(Rio de Janeiro) Red alert for the largest tropical forest on the planet: deforestation and devastating fires in the Amazon, which plays a crucial role in combating global warming, pose the risk of “irreversible consequences”, warn NGOs and experts.
In less than four decades, an area almost as large as Colombia has been deforested in the region, according to a study by the Amazonian Network of Socio-Environmental and Geographic Information (RAISG), a collective of researchers and NGOs, to which AFP had access on Monday.
Also on Monday, the European Copernicus Observatory sounded the alarm: the Amazon and the Pantanal wetland, another biodiversity sanctuary located further south, have experienced their “worst fires in two decades” in recent months.
As a result, carbon emissions were “significantly above average, breaking regional and national records,” “seriously” affecting air quality across South America.

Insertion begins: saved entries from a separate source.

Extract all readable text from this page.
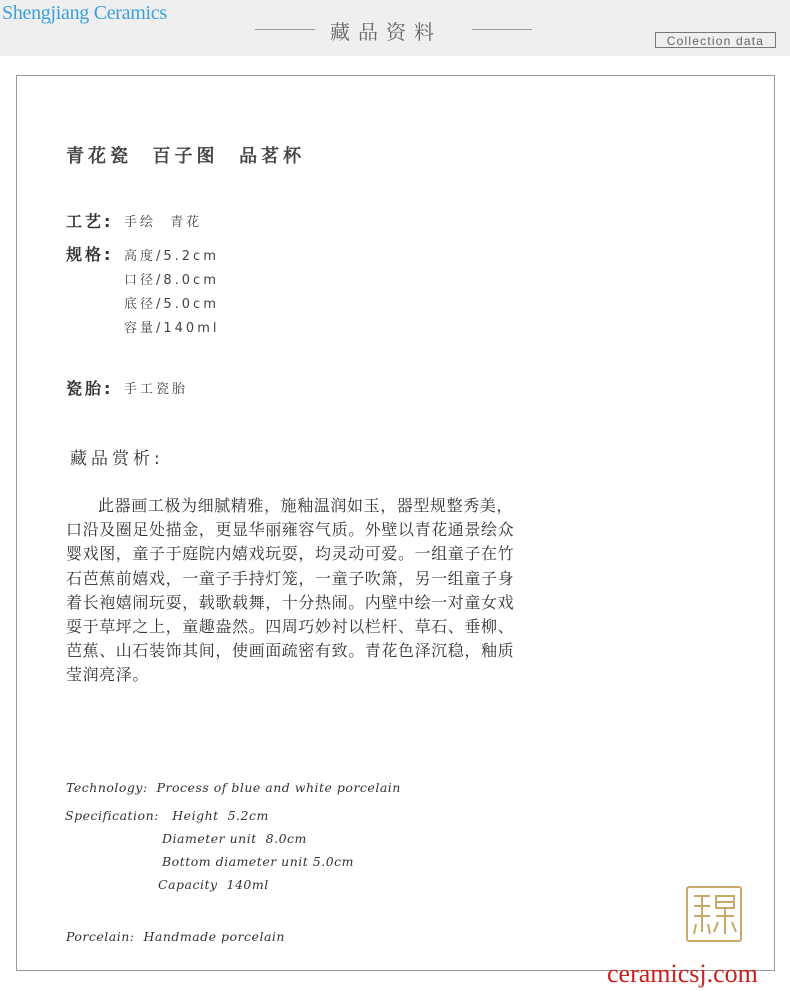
Shengjiang Ceramics
藏品资料	Collection data
青花瓷  百子图  品茗杯
工艺: 手绘  青花
规格: 高度/5.2cm
口径/8.0cm
底径/5.0cm
容量/140ml
瓷胎: 手工瓷胎
藏品赏析:
此器画工极为细腻精雅，施釉温润如玉，器型规整秀美，口沿及圈足处描金，更显华丽雍容气质。外壁以青花通景绘众婴戏图，童子于庭院内嬉戏玩耍，均灵动可爱。一组童子在竹石芭蕉前嬉戏，一童子手持灯笼，一童子吹箫，另一组童子身着长袍嬉闹玩耍，载歌载舞，十分热闹。内壁中绘一对童女戏耍于草坪之上，童趣盎然。四周巧妙衬以栏杆、草石、垂柳、芭蕉、山石装饰其间，使画面疏密有致。青花色泽沉稳，釉质莹润亮泽。
Technology:  Process of blue and white porcelain
Specification:   Height  5.2cm
Diameter unit  8.0cm
Bottom diameter unit 5.0cm
Capacity  140ml
Porcelain:  Handmade porcelain
ceramicsj.com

The “increasingly extreme and frequent” climatic events favored by deforestation “continue to affect an already weakened Amazon, both in its capacity for regeneration and in its role in regulating the planet’s climate,” summarizes the RAISG study.
The Amazon is of great importance for the climate due to the absorption of enormous quantities of CO2.
“Act now”
“South American presidencies must now, more than ever, take urgent action to avoid a climate catastrophe that could have irreversible consequences. Action is needed now,” said Ana Piquer, Americas director at Amnesty International, in an open letter published Monday.
Amnesty is calling for “greater efforts to abandon fossil fuels, transform the current model of industrial agriculture, protect indigenous peoples and provide guarantees to environmental defenders.”
In the Amazon, deforestation destroyed 12.5% of the vegetation cover from 1985 to 2023, according to satellite data analyzed by RAISG.
More than 88 million hectares have been deforested in Brazil, Bolivia, Peru, Ecuador, Colombia, Venezuela, Guyana, Suriname and French Guiana.
RAISG specialists report an “accelerated transformation” in the Amazon, identifying an “alarming increase” in the use of land previously occupied by forest to install mines (+1063%), crops (+598%) or livestock (+297%).
“A large number of ecosystems have disappeared to give way to immense expanses of pastures, soybean fields or other monocultures, or have been transformed into craters for gold extraction,” they warn.
CO emissions2 on the rise
“With the loss of the forest, we emit more carbon into the atmosphere and this disrupts an entire ecosystem that regulates the climate and the hydrological cycle, clearly affecting temperatures,” explains Sandra Ríos Cáceres, from the Institute of the Common Good, a Peruvian association that took part in the study.
This specialist believes that the loss of vegetation cover in the Amazon is directly linked to “the extreme events that we are experiencing”, in particular the severe drought and vegetation fires that are ravaging several South American countries.
Some tributaries of the Amazon are at their lowest levels in decades, threatening the way of life of some 47 million people who live on their banks.
Despite efforts by countries such as Brazil and Colombia to reduce deforestation in the Amazon, 3.8 million hectares of tropical forest were cleared in the region last year, the highest level in two decades, an area almost the size of Switzerland.
In Brazil, which will host COP30, the UN climate conference, in Belém in 2025, the number of fires since January has already exceeded the total for the whole of last year (200,013 compared to 189,926), according to data from the Institute for Space Studies (INPE). The government of the largest country in Latin America points the finger of blame in many cases at the hands of “criminals”.
According to Copernicus, the cumulative emissions total since the beginning of the year are “higher than average, at 183 megatons of CO2 until September 19, following the pace of record emissions in 2007.”
This is also the year that saw the record number of fires identified in Brazil (393,915), according to INPE.